What I said: The Seahawks offensive line.

What happened: For the second consecutive week, George Fant and Jamarco Jones started in place of the injured Duane Brown (biceps) and D.J. Fluker (hamstring) and drew good reviews from Carroll. Jones, in fact, has played so well since Fluker went down early against the Rams that Carroll said there’s a full-on competition for playing time at right guard this week with Fluker back in the mix.

What I could have said: Special teams.

This probably classifies as nitpicking, because there was nothing egregious with the Seahawks’ special teams performance in general. It was fine, and even Myers’ long miss, in a vacuum, is understandable in the wet conditions. But in a game between two evenly matched teams, the Seahawks need a find a way to make an impactful play somewhere on special teams, and the Seahawks didn’t do that Sunday and they haven’t done that with any sort of consistency this season.
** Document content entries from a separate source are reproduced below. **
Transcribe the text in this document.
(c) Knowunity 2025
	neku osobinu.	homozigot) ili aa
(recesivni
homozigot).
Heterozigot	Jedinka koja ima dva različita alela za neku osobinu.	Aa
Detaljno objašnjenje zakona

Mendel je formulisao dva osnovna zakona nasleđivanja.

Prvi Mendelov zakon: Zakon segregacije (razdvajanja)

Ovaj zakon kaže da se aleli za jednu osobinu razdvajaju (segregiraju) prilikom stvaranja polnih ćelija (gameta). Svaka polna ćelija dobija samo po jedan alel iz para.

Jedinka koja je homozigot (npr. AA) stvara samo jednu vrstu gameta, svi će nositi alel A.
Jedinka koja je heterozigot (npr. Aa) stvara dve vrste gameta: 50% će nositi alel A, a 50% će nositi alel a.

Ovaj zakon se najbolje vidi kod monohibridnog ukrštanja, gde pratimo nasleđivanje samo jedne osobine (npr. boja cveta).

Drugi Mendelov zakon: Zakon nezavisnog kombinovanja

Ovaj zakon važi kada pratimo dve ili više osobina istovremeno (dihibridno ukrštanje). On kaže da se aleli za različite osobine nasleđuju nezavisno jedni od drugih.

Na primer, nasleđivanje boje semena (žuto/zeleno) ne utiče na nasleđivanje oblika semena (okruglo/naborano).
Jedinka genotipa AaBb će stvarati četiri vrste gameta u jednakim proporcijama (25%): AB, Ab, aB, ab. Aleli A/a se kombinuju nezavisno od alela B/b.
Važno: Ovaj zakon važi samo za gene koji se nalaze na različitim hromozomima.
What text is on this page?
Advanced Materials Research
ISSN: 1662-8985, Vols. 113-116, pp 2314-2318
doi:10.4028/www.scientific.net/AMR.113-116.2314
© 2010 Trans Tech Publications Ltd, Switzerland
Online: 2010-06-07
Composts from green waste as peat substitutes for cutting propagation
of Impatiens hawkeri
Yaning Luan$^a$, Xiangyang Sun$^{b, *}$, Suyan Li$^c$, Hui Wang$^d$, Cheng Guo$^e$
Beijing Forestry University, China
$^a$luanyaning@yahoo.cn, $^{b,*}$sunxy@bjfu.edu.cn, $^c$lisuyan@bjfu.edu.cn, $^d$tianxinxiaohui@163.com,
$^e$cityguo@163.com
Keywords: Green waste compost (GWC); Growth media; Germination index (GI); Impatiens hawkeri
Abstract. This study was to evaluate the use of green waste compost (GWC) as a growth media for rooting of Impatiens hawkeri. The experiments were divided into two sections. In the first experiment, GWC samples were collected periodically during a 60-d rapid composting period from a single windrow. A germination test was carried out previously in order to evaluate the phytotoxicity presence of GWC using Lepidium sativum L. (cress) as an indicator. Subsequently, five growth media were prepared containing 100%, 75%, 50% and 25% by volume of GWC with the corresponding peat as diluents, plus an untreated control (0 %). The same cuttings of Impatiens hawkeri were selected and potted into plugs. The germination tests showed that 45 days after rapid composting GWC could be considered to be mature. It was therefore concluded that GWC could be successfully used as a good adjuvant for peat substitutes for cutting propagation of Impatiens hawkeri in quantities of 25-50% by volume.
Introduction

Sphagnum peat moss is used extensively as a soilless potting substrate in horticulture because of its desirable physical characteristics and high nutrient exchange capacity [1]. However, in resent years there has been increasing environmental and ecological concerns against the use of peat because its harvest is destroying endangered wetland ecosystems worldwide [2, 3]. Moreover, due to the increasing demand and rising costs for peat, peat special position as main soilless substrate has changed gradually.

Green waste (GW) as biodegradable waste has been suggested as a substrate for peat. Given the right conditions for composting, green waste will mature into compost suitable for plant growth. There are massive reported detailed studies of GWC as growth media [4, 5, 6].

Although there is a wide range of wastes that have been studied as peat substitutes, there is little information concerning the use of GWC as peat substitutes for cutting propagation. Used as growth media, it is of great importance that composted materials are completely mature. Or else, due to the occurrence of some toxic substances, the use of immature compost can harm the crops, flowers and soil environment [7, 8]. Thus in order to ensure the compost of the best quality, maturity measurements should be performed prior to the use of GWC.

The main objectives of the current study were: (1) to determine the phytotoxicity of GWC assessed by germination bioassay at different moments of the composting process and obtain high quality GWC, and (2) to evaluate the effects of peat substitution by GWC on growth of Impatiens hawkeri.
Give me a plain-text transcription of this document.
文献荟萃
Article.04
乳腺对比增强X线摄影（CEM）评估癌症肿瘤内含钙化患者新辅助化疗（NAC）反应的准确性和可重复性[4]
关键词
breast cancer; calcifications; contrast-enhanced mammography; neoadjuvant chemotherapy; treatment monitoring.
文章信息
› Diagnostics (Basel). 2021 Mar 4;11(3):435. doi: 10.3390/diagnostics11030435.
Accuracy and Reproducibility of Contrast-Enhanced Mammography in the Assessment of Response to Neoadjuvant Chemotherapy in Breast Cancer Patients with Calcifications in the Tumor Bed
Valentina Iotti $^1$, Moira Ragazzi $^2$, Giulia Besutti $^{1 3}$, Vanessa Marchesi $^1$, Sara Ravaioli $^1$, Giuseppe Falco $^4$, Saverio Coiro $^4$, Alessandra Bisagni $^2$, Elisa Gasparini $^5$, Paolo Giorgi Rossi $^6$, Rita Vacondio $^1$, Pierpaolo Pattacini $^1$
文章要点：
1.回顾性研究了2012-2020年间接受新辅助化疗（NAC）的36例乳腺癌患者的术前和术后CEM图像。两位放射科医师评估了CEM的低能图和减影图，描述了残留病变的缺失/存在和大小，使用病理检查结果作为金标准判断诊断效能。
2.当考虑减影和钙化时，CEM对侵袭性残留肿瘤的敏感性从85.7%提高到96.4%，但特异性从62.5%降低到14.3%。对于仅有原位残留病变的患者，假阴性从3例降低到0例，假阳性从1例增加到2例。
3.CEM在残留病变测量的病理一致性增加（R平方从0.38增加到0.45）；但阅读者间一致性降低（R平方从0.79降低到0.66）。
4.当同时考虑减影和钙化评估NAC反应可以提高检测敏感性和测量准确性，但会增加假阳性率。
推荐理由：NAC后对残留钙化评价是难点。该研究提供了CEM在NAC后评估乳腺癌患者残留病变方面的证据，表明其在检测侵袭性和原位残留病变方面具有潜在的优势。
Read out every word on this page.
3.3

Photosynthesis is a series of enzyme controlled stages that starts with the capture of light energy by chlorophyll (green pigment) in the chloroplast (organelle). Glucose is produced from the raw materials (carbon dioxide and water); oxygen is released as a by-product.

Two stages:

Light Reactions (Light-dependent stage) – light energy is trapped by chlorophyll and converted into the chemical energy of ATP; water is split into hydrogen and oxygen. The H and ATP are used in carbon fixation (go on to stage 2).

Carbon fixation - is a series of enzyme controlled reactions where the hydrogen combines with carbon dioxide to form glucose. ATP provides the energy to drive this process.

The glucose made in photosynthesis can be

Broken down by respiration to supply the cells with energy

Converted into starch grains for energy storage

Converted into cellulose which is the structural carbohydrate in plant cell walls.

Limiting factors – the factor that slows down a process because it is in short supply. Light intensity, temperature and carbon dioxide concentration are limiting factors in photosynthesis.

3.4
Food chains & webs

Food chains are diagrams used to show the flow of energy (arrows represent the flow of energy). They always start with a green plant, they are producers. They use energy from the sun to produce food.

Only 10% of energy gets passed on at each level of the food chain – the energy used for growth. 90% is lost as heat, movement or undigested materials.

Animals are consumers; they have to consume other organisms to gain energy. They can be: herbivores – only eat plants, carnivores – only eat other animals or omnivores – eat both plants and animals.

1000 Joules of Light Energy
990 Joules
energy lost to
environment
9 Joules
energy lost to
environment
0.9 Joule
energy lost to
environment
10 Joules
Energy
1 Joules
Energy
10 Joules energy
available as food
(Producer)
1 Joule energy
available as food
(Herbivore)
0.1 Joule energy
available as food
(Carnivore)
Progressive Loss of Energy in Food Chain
WILD-CARD PLAYER WHO COULD SURPRISE

Who I said: Jarran Reed.

What happened: Reed had a solid game in his return from a six-game suspension, playing 50 of Seattle’s 59 total snaps on defense and earning a grade of 66.9 from Pro Football Focus. “He played good, hard football,” Carroll said. “Had a couple plays that he would like back, but other than that he played tough and he felt good coming out.”

Who I could have said: Jacob Hollister.

Hollister, promoted from the practice squad Oct. 11, had his first three receptions of the season, for 20 yards, and played 37 of 72 offensive snaps (compared to Luke Willson’s 34). Joey Hunt played three snaps as an extra blocker. Tight end is a position in transition. Carroll hinted last week that the team was looking at a potential addition there, so we’ll see what that might mean this week.

And somewhat lost in the unfortunate news last week that Will Dissly would be lost to another season-ending injury is that the Seahawks have also been without Fant — their other top blocking tight end — since his temporary move to left tackle. “We are missing George playing there,” Carroll said. “Regardless of whoever else we had with Will and the guys we’ve had in the past, nobody blocks like George. That’s a factor that we’re hoping we can get back to soon.”

KEY STAT

What I said: Russell Wilson hadn’t thrown an interception in his first six games.

What happened: Oops.

What I could have said: Plus-6.

Through six games, the Seahawks were third in the NFL in turnover margin, at plus-6, after leading the league in 2018 at plus-15. Against the Ravens, they were minus-2 in turnover margin — with Wilson’s interception and DK Metcalf’s fourth-quarter fumble both returned for touchdowns. Oops, indeed.

THE FINAL WORD

What I said: Ravens 34, Seahawks 32

What happened: It’s not quite as simple as Lamar Jackson was really, really, really good and the Seahawks made two uncharacteristically awful turnovers … but actually, yeah, it was that simple Sunday.